The controversial teacher performance-pay bill crafted by Charlotte-Mecklenburg Schools staff and introduced by state Rep. Ruth Samuelson moved another step toward approval today in a 25-17 House committee vote. But some legislators were wary, noting the huge amount of criticism they've heard from constituents. One called it "an example of ready, fire, aim."
Superintendent Peter Gorman told the committee what he's been saying here in Charlotte: The performance-pay plan is a good one, but he and his staff haven't communicated it well. MecklenburgACTS, a local parent group that opposes the bill, countered with an open note to Gorman on their Facebook page: "The problem here is not ineffective communication. The problem is that parents do not support the massive expansion of high-stakes standardized testing that pay-for-performance, as currently conceived, will require."
Reporter Jane Stancill of the Raleigh News & Observer was there; here's her report from the Under the Dome blog:
A House education committee gave the OK to a bill to allow Charlotte-Mecklenburg schools to create a new program to pay teachers according to their performance.
Charlotte-Mecklenburg is the only N.C. district that has been approved to alter the state pay schedule under a 2007 performance-pay pilot bill that would require approval of a majority of teachers. The current House Bill 546, which applies only to CMS, would grant the district freedom to change the way teachers are evaluated and paid -- without teacher approval.
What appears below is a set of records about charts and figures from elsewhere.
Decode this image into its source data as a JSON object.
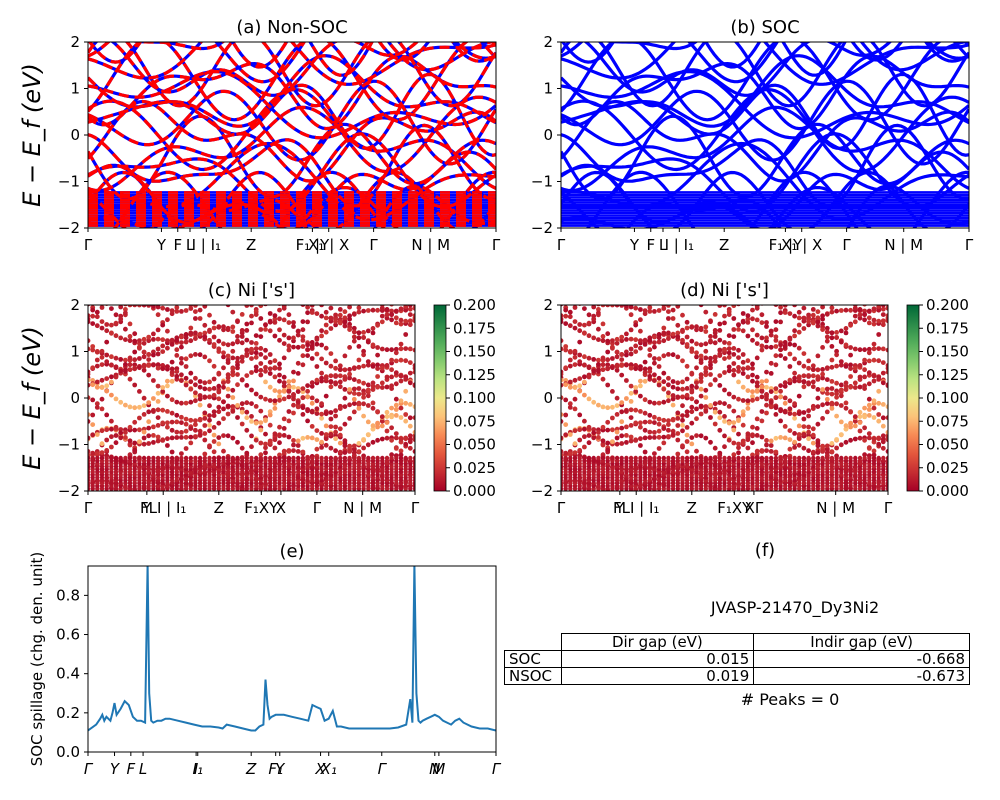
{
  "chart_data": [
    {
      "id": "a",
      "type": "line",
      "title": "(a) Non-SOC",
      "ylabel": "E − E_f (eV)",
      "ylim": [
        -2,
        2
      ],
      "yticks": [
        -2,
        -1,
        0,
        1,
        2
      ],
      "xticks": [
        {
          "pos": 0.0,
          "label": "Γ"
        },
        {
          "pos": 0.18,
          "label": "Y"
        },
        {
          "pos": 0.22,
          "label": "F"
        },
        {
          "pos": 0.25,
          "label": "L"
        },
        {
          "pos": 0.29,
          "label": "I | I₁"
        },
        {
          "pos": 0.4,
          "label": "Z"
        },
        {
          "pos": 0.55,
          "label": "F₁ |Y"
        },
        {
          "pos": 0.59,
          "label": "X₁ | X"
        },
        {
          "pos": 0.7,
          "label": "Γ"
        },
        {
          "pos": 0.84,
          "label": "N | M"
        },
        {
          "pos": 1.0,
          "label": "Γ"
        }
      ],
      "series": [
        {
          "color": "#0000ff",
          "style": "solid"
        },
        {
          "color": "#ff0000",
          "style": "dashed"
        }
      ]
    },
    {
      "id": "b",
      "type": "line",
      "title": "(b) SOC",
      "ylim": [
        -2,
        2
      ],
      "yticks": [
        -2,
        -1,
        0,
        1,
        2
      ],
      "xticks": [
        {
          "pos": 0.0,
          "label": "Γ"
        },
        {
          "pos": 0.18,
          "label": "Y"
        },
        {
          "pos": 0.22,
          "label": "F"
        },
        {
          "pos": 0.25,
          "label": "L"
        },
        {
          "pos": 0.29,
          "label": "I | I₁"
        },
        {
          "pos": 0.4,
          "label": "Z"
        },
        {
          "pos": 0.55,
          "label": "F₁ |Y"
        },
        {
          "pos": 0.59,
          "label": "X₁ | X"
        },
        {
          "pos": 0.7,
          "label": "Γ"
        },
        {
          "pos": 0.84,
          "label": "N | M"
        },
        {
          "pos": 1.0,
          "label": "Γ"
        }
      ],
      "series": [
        {
          "color": "#0000ff",
          "style": "solid"
        }
      ]
    },
    {
      "id": "c",
      "type": "scatter",
      "title": "(c)  Ni ['s']",
      "ylabel": "E − E_f (eV)",
      "ylim": [
        -2,
        2
      ],
      "yticks": [
        -2,
        -1,
        0,
        1,
        2
      ],
      "xticks": [
        {
          "pos": 0.0,
          "label": "Γ"
        },
        {
          "pos": 0.18,
          "label": "Y"
        },
        {
          "pos": 0.23,
          "label": "FLI | I₁"
        },
        {
          "pos": 0.4,
          "label": "Z"
        },
        {
          "pos": 0.53,
          "label": "F₁XY"
        },
        {
          "pos": 0.59,
          "label": "X"
        },
        {
          "pos": 0.7,
          "label": "Γ"
        },
        {
          "pos": 0.84,
          "label": "N | M"
        },
        {
          "pos": 1.0,
          "label": "Γ"
        }
      ],
      "colorbar": {
        "cmap": "RdYlGn",
        "min": 0.0,
        "max": 0.2,
        "ticks": [
          "0.000",
          "0.025",
          "0.050",
          "0.075",
          "0.100",
          "0.125",
          "0.150",
          "0.175",
          "0.200"
        ]
      }
    },
    {
      "id": "d",
      "type": "scatter",
      "title": "(d) Ni ['s']",
      "ylim": [
        -2,
        2
      ],
      "yticks": [
        -2,
        -1,
        0,
        1,
        2
      ],
      "xticks": [
        {
          "pos": 0.0,
          "label": "Γ"
        },
        {
          "pos": 0.18,
          "label": "Y"
        },
        {
          "pos": 0.23,
          "label": "FLI | I₁"
        },
        {
          "pos": 0.4,
          "label": "Z"
        },
        {
          "pos": 0.53,
          "label": "F₁XY"
        },
        {
          "pos": 0.59,
          "label": "XΓ"
        },
        {
          "pos": 0.84,
          "label": "N | M"
        },
        {
          "pos": 1.0,
          "label": "Γ"
        }
      ],
      "colorbar": {
        "cmap": "RdYlGn",
        "min": 0.0,
        "max": 0.2,
        "ticks": [
          "0.000",
          "0.025",
          "0.050",
          "0.075",
          "0.100",
          "0.125",
          "0.150",
          "0.175",
          "0.200"
        ]
      }
    },
    {
      "id": "e",
      "type": "line",
      "title": "(e)",
      "ylabel": "SOC spillage (chg. den. unit)",
      "ylim": [
        0,
        0.95
      ],
      "yticks": [
        0.0,
        0.2,
        0.4,
        0.6,
        0.8
      ],
      "xlim": [
        0,
        100
      ],
      "xticks": [
        {
          "pos": 0,
          "label": "Γ"
        },
        {
          "pos": 6.5,
          "label": "Y"
        },
        {
          "pos": 10.5,
          "label": "F"
        },
        {
          "pos": 13.5,
          "label": "L"
        },
        {
          "pos": 26.5,
          "label": "I"
        },
        {
          "pos": 26.9,
          "label": "I₁"
        },
        {
          "pos": 40,
          "label": "Z"
        },
        {
          "pos": 46,
          "label": "F₁"
        },
        {
          "pos": 47,
          "label": "Y"
        },
        {
          "pos": 57,
          "label": "X"
        },
        {
          "pos": 59,
          "label": "X₁"
        },
        {
          "pos": 72,
          "label": "Γ"
        },
        {
          "pos": 85,
          "label": "N"
        },
        {
          "pos": 86,
          "label": "M"
        },
        {
          "pos": 100,
          "label": "Γ"
        }
      ],
      "series": [
        {
          "color": "#1f77b4",
          "x": [
            0,
            2,
            3,
            3.5,
            4,
            4.5,
            5.5,
            6,
            6.5,
            7,
            8,
            9,
            10,
            11,
            12,
            13,
            14,
            14.6,
            15,
            15.5,
            16,
            17,
            18,
            19,
            20,
            22,
            24,
            26,
            28,
            30,
            32,
            33,
            34,
            36,
            38,
            40,
            40.5,
            41,
            42,
            43,
            43.5,
            44,
            44.5,
            45,
            46,
            47,
            48,
            50,
            52,
            54,
            55,
            56,
            57,
            58,
            59,
            60,
            61,
            62,
            64,
            66,
            68,
            70,
            72,
            74,
            76,
            78,
            79,
            79.5,
            80,
            80.5,
            81,
            81.5,
            82,
            83,
            84,
            85,
            86,
            87,
            88,
            89,
            90,
            91,
            92,
            94,
            96,
            98,
            100
          ],
          "y": [
            0.11,
            0.14,
            0.17,
            0.19,
            0.16,
            0.18,
            0.16,
            0.2,
            0.25,
            0.19,
            0.22,
            0.26,
            0.24,
            0.18,
            0.16,
            0.16,
            0.15,
            0.96,
            0.3,
            0.16,
            0.15,
            0.16,
            0.16,
            0.17,
            0.17,
            0.16,
            0.15,
            0.14,
            0.13,
            0.13,
            0.125,
            0.12,
            0.14,
            0.13,
            0.12,
            0.11,
            0.11,
            0.11,
            0.13,
            0.14,
            0.37,
            0.24,
            0.17,
            0.18,
            0.19,
            0.19,
            0.19,
            0.18,
            0.17,
            0.16,
            0.24,
            0.23,
            0.22,
            0.16,
            0.17,
            0.21,
            0.13,
            0.13,
            0.12,
            0.12,
            0.12,
            0.12,
            0.12,
            0.12,
            0.125,
            0.14,
            0.27,
            0.15,
            0.96,
            0.3,
            0.16,
            0.15,
            0.16,
            0.17,
            0.18,
            0.19,
            0.18,
            0.16,
            0.15,
            0.14,
            0.16,
            0.17,
            0.15,
            0.13,
            0.12,
            0.12,
            0.11
          ]
        }
      ]
    },
    {
      "id": "f",
      "type": "table",
      "title": "(f)",
      "caption": "JVASP-21470_Dy3Ni2",
      "columns": [
        "",
        "Dir gap (eV)",
        "Indir gap (eV)"
      ],
      "rows": [
        {
          "label": "SOC",
          "dir": "0.015",
          "indir": "-0.668"
        },
        {
          "label": "NSOC",
          "dir": "0.019",
          "indir": "-0.673"
        }
      ],
      "footer": "# Peaks = 0"
    }
  ]
}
The bill, which was drafted by CMS staff, has been greeted by outrage from teachers and some parents, who object to the dozens of new tests the district is rolling out to help generate teacher ratings, reports Ann Helms of the Charlotte Observer.
The bill passed the committee 25-17, largely on party lines. One of the bill's sponsors, Rep. Ruth Samuelson, a Charlotte Republican, urged passage Tuesday but said the district had work to do to win support from the community before a final version is approved. That will take time, she said, but in the meantime the bill needs to pass one chamber to stay alive before a key deadline next month.
Several lawmakers said they were uncomfortable moving forward with a problematic bill on an issue that is so heated.
Rep. Mickey Michaux, a Durham Democrat, said it had been years since he received so much e-mail on any one issue. Rep. Ray Rapp, a Mars Hill Democrat, said he was surprised at the intensity and the volume of the e-mails. He suggested a study committee be formed to look into the issue further. "I think this is an example of ready, fire, aim," he said. "It just seems terribly premature to go ahead with this."
Rep. Tricia Cotham, a Matthews Democrat and former teacher, said a third grader had called her during Easter weekend to oppose the bill. There are serious trust issues in the school district, she said. "You cannot do this to teachers, you must do this with teachers."
Teacher performance pay is a major part of Superintendent Peter Gorman's plan to improve student performance; he believes rewarding teachers for results, rather than longevity and credentials, will help attract and keep good teachers.
Speaking to the committee Tuesday, Gorman said he wanted to work with teachers to smooth out problems, and stressed that various measures other than tests would go into the evaluation of teachers.
"We have not done a good job of communicating," Gorman said. "We are committed to do that."